Но приходит весна, я начинаю беспокоиться. К апрелю мое беспокойство перерастает в неуемную тоску по свежему ветру, я увольняюсь и через неделю оказываюсь в песках пустыни Кара-Кум.
Дзинь ( Новый год 2004/5)
Дзинь, дзинь, дзинь... Честно дзинькаю двенадцать раз, пристально глядя на секундную стрелку. С двенадцатым дзиньком поднимаю бокал:
- Ну, здравствуй!
Есть что-то бестолковое в этом празднике. Люди отмечают виртуальную смену одного эфемерного года другим, точка отсчета взята с потолка: почему зимой? Осенью – праздник урожая, весной – просыпается, оживает природа, но зимой-то что? Природа спит, а люди чему-то радуются, водят хороводы вокруг языческой елки, под которой сидит рождественский Санта Клаус, слегка русифицированный: Дед Мороз, но униформа прежняя. А еще горят свечи: огнепоклонство.

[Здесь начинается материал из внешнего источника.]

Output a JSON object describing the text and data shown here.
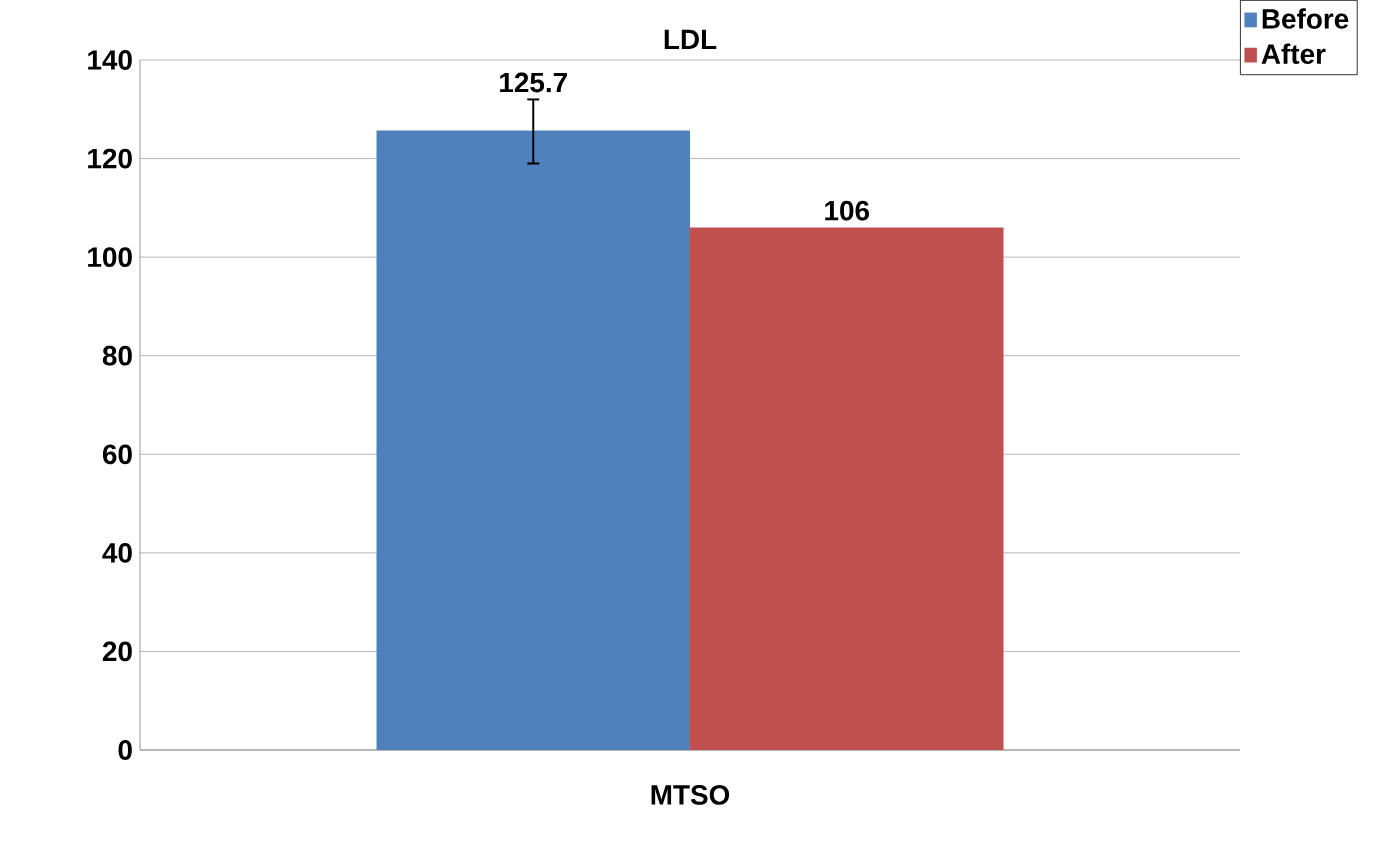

И я в этом винегрете участвую, хоть и стараюсь отдельно, но все равно – кому-то звоню, поздравляю, чего-то желаю, расстраиваюсь, что никто не позвонил, не поздравил живьем: век интернета – электронные письма и виртуальные открытки, получил-прочитал-забыл, даже не надо выкидывать, не говоря уже о пыльной пачке на антресолях, перетянутой бечевкой крест-накрест. Не будет больше этих старых писем, из которых я когда-то узнал, что мой дедушка, которого я не застал, ушел от бабушки к своей ученице, но потом вернулся, а бабушка целый год ждала, и писала ему письма, но не отправляла, только запечатывала в конверты, подписывала и складывала в стопочку. И не будет больше “Из писем Какойто Какойтова к Такойто Такойтовой” в последнем томе полного собрания сочинений этого самого К. Какойтова. Эпистолярный жанр умер. Или почти умер.
Ах да, Новый год же! Мои гости: желтый воздушный шарик, фарфоровая слониха с позолоченными бивнями и двумя слонятами, ёжик, намертво приклеенный чьей-то жестокой рукой к конфетной коробке, глиняный дымковский Полкан в цветастом кафтане. Телевизор выключен. Там прыгали какие-то виртуальные объекты (субъектами их назвать нельзя даже с натяжкой), пытаясь петь, но безуспешно – нет голоса, им оставалось выразительно бормотать под механическую музыку; нам это надоело, посовещавшись, мы решили телевизор выключить.
Похож ли я был на кремлевские куранты, которые так привычно отмечали переход от 31 декабря к 1 января, но уже следующего года, все мое детство? Наверное, не очень, но какая разница, я ведь так старался, а мои гости даже и не знают, как должно быть на самом деле.
Итак, двенадцатый дзиньк в моем исполнении отзвучал, бокал торжественно выпит. Начался новый год:
- Ну, здравствуй!
А потом была игра в ассоциации, и просмотр смешных видеороликов. Вот сейчас вспоминаю и думаю: ''Какой же дурацкий у меня был Новый год''...
Забыла сказать. Проза у Вас, как всегда, шикарная. А Вам Грин, случайно, не нравится? Про Хэмингуэя где-то встречала у Вас, а как с Грином?